ルカの福音書4章

イエスはその公生涯の初めに悪魔の試みを受けた。私たちからすれば、このような試みは、まずありえない。しかし、他の者にはない力を持っておられることを自覚されるイエスにとっては、その力をどう用いるか、神のみこころを探り、そのみこころに従う時が必要だったのである。一般に40日間は、試験の期間をあらわす。つまり、イエスにとって、全知全能の神の力を持ちながらも、「すべての点で兄弟と同じにならねばならなかった」人間性を試され(ヘブル2:17,18、4:14-16)、その力を制限し、聖霊に導かれて、神のみこころに従っていく時であった。

悪魔の誘惑については、マタイと誘惑の順序が入れ替わっていて、その理由もよくわかっていないが、それらは神の子イエスの人間としての姿勢を語るものとなっている。つまり、第一にイエスに与えられた力は、神の使命遂行のために用いられなくてはならなかった(4:1-4)。また、イエスが得るべき権力と栄光は、全て神に帰せられるものである(5-8節)。さらに、イエスの使命は父なる神のみこころに服従し、仕えることにあった(9-12節)。イエスはこうして自分の使命を確認し、神の権威に服し、聖霊に満たされて、公生涯の第一歩を踏み出すのである。

続いて、イエスのガリラヤ宣教が記録される。16節、会堂が複数形であるのは、イエスが宣教旅行をしたことを意味している。イエスの語る福音は、皆の評判を得、広まった。そしていつものとおり、安息日を守るユダヤ人の習慣に沿って、イエスは自分が育ったナザレの会堂を訪れるのである。イエスは、朗読のために起立している(16節)。神の言葉に対する尊敬のしるしとされる。そして、説教の時には座っている(20節)。私は明らかにここに説教は聖書朗読の翻訳に過ぎないという格付けがあると考える。礼拝で最も重要なのは説教にあらず、聖書朗読にあるというわけだ。確かにすべての良い説教は、聖書が語ることを正しく文脈化して伝えるものである。説教は聴衆を集めるものではなく、神の礼拝者を育てるものだからである。
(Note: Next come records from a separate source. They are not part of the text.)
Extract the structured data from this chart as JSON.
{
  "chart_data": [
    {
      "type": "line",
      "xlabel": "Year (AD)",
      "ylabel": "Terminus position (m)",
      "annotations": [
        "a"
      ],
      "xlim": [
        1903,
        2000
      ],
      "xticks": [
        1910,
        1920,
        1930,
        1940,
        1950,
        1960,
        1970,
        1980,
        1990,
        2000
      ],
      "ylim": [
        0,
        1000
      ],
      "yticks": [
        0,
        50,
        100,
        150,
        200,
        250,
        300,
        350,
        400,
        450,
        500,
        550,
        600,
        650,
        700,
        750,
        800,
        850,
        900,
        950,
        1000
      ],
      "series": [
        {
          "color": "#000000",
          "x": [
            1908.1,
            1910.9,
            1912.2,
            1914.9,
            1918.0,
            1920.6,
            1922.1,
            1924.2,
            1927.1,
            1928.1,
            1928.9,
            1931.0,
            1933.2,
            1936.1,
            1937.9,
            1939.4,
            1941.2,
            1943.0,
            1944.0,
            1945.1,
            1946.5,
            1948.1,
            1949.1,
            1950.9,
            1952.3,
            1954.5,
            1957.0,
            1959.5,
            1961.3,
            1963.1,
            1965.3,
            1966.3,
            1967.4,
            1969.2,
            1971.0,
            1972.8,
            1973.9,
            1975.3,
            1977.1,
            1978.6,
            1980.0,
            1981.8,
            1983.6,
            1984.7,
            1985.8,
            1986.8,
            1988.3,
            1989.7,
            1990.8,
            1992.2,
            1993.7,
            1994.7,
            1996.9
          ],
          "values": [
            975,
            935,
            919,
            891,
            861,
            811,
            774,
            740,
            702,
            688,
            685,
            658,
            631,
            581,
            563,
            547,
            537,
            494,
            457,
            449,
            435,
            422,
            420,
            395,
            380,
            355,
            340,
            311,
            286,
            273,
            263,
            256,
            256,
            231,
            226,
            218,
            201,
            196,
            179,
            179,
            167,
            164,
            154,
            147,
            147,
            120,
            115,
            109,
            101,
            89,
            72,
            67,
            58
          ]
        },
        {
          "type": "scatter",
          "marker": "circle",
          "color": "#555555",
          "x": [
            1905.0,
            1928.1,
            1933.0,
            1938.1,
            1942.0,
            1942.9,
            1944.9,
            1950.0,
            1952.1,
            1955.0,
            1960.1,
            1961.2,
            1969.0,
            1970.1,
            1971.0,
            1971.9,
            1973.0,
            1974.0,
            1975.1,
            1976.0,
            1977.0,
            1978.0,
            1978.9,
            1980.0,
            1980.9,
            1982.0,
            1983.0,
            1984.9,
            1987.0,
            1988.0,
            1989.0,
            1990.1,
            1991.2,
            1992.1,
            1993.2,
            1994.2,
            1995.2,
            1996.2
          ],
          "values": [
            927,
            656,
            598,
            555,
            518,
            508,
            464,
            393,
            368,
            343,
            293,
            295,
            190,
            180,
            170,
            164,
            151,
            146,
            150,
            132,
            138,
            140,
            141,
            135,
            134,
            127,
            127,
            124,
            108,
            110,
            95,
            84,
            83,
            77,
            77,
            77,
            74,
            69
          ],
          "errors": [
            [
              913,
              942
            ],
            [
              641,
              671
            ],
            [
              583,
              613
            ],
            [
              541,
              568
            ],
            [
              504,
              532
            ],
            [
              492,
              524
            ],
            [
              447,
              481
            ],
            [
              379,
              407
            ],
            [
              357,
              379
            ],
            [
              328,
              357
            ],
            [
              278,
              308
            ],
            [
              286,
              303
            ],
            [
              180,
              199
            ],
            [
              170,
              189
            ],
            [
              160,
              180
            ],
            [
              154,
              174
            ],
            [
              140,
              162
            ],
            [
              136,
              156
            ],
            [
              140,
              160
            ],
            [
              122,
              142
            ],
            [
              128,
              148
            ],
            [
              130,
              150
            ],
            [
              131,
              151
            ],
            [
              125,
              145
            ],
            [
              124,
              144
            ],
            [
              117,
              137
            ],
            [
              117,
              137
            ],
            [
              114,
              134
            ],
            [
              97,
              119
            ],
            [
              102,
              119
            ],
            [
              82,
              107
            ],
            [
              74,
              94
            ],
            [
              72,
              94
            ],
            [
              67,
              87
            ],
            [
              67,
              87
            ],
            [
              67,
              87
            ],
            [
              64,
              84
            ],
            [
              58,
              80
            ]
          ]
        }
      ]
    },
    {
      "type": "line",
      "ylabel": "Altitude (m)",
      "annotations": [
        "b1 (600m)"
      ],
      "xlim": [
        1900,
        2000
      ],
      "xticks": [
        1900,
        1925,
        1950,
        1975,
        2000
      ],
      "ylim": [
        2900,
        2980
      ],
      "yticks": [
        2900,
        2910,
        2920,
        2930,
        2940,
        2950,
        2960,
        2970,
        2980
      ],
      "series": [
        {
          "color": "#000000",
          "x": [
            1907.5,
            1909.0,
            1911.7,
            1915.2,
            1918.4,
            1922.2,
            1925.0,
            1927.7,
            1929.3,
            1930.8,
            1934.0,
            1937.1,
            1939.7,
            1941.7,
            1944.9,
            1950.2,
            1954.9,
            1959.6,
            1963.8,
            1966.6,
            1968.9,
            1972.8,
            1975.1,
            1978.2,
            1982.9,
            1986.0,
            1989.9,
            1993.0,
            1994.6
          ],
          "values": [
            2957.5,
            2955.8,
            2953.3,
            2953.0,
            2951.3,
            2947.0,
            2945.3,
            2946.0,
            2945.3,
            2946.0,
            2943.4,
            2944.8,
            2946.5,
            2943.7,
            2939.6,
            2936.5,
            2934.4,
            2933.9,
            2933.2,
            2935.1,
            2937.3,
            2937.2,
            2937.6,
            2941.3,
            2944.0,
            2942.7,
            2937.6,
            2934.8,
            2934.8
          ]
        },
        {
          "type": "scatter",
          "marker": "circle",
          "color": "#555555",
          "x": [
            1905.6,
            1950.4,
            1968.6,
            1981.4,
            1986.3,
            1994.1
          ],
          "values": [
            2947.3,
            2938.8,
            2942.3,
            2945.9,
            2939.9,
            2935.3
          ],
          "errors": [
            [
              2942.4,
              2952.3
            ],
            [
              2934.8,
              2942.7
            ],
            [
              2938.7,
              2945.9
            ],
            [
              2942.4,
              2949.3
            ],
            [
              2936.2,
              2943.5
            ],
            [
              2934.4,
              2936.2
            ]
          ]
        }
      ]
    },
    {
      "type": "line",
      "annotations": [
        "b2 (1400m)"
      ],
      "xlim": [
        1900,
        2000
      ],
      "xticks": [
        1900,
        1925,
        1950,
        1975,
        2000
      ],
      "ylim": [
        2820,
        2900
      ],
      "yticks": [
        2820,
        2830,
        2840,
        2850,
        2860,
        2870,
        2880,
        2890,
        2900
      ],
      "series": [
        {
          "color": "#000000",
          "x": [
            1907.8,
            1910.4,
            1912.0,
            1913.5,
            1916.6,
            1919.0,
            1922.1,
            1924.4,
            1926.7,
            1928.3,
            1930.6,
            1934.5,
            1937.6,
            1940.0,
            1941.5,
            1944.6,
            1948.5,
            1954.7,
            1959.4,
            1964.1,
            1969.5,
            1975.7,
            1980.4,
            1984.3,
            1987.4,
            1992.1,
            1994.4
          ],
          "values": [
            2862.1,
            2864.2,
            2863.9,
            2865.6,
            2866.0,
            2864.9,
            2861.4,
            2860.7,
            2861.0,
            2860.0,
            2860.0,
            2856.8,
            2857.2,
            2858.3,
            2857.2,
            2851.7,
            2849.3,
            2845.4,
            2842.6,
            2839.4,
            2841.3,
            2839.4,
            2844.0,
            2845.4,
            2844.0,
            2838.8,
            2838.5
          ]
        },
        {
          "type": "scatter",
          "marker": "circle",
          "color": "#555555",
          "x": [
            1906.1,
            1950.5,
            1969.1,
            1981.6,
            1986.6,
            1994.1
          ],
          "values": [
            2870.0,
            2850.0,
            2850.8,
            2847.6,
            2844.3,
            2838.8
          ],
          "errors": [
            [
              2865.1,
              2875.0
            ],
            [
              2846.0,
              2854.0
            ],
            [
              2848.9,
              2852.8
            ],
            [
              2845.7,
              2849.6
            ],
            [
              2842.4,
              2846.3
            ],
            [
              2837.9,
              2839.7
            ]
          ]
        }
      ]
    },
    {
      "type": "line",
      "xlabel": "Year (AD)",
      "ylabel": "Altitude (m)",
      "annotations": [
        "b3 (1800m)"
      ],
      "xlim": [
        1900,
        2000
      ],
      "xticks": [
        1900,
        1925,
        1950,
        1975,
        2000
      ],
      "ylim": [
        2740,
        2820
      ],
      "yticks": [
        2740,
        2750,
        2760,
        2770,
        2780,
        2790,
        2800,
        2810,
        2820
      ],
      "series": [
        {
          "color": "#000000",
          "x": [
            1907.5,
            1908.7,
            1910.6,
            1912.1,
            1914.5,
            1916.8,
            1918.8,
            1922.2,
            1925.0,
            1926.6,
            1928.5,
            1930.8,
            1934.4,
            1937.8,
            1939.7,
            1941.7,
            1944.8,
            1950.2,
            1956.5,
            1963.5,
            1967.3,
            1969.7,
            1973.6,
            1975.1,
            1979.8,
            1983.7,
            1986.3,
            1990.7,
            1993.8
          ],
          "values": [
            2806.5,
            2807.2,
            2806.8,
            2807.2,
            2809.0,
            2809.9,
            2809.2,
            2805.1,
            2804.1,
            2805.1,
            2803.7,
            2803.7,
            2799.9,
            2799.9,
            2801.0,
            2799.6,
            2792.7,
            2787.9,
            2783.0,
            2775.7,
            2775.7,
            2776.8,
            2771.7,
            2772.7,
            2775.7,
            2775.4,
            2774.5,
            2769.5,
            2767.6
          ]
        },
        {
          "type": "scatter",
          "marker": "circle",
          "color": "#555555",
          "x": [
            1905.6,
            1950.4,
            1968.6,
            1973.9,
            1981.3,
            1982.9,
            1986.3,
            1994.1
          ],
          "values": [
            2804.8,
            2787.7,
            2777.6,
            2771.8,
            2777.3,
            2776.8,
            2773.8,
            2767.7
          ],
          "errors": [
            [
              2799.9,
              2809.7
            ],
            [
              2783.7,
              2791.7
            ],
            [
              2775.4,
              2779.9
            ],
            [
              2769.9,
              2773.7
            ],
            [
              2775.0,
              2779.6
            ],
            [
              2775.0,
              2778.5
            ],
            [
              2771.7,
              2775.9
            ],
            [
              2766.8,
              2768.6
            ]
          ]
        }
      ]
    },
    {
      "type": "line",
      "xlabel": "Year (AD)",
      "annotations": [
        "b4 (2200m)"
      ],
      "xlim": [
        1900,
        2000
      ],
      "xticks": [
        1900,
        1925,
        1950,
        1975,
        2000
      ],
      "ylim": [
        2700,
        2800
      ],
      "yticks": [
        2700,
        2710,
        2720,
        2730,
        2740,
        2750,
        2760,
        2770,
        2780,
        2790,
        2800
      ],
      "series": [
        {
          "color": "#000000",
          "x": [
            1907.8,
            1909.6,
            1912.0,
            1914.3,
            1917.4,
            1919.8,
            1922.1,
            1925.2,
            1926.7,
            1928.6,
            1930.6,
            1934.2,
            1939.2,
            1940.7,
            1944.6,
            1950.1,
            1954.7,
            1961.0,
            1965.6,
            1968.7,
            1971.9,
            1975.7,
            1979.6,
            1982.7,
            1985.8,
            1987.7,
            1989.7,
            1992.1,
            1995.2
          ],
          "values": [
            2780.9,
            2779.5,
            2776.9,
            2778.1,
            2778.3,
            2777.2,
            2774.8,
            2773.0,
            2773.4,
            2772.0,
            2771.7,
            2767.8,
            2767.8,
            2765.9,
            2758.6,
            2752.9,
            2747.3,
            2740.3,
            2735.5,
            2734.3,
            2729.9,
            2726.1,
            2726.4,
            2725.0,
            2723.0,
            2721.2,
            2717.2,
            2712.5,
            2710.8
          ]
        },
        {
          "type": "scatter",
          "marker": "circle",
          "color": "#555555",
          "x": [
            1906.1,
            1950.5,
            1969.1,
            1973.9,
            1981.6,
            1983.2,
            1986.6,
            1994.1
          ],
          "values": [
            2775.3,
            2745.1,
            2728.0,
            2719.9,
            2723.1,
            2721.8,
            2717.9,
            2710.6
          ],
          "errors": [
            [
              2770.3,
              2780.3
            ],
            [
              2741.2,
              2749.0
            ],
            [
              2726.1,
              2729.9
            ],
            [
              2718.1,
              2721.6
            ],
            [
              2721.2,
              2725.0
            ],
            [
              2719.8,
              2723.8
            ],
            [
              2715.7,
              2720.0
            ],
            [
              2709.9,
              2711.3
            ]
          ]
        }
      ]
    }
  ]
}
さてイエスはイザヤ書を朗読し、いよいよ主の使命が果たされる第一歩が踏み出されたことを伝えた。イエスの聖書解釈の特徴は、すべて旧約聖書を自分に当てはめて語ることである。これは、私たちの聖書解釈手法とは明らかに違う。私たちの場合は、むしろ、すべてイエスの聖書解釈を指示し、キリスト論的に語るパウロの聖書解釈に近い。ただし、厳密にはパウロの聖書解釈とも違う。使徒としてのパウロだけが許された解釈もあり、私たちはそれを超えることはできない。

ともあれルカは、荒野の試みの後、すぐにイエスのガリラヤ伝道を記録しているが、この二つの出来事の間には、すでに様々な出来事があった。ヨハネ、アンデレ、ペテロ、ピリポなどの弟子が起こされている。カナの婚礼の奇跡、第一回目の過ぎこしの祭りと宮清めの事件がある。またニコデモがイエスを訪問した出来事もある。なぜルカは、多くの省略をして足早にガリラヤ伝道の話へと急いだのか、と思うところであるが、それは、荒野の誘惑の話を、イエスの使命の確認の物語として位置づけ、その使命を明確にするエピソードをつなげたかったからなのかもしれない。

つまり、イエスが世に来られたのは「貧しい人々」「捕らわれの人」「盲人」「虐げられている人々」のためである。これまで社会では見捨てられていた人たちに、神の力と恵みをもたらすためであり、彼らには希望があることを教えるためである。しかしながら、ナザレの人々は、イエスが優れた人物であったことは認めたが、神の子として歓迎しようとはしなかった。「この人は、ヨセフの子ではないか」(22節)とイエスをどこまでもただの人として見るだけであった。イエスを好意的に見ても、イエスを神の子として受け止めるのでなければ、そこに救いは起こらない。イエスをまことに神の子として認め、信仰をもってイエスを受け止める者のみが、そのイエスのもたらす恵みに与るのである。

そういう意味で、31節からの悪霊のエピソードも、ナザレの人々とは対照的なイエスを神の子として認める悪魔の姿を描いている。イエスは、神の子であり、神の国の福音を宣べ伝えるばかりか、そのことばの真実さを神の力を持って証しした。イエスをどのような方として見て行くか。ナザレの人々のようにイエスを私たちと同じ地平線に立つ人間の延長として見ていくのか、それとも、人間として生きているイエスに「あらゆる権威と力」を有する神の子を見出していくのか、それは、私たちの人生に大きな違いをもたらすのである。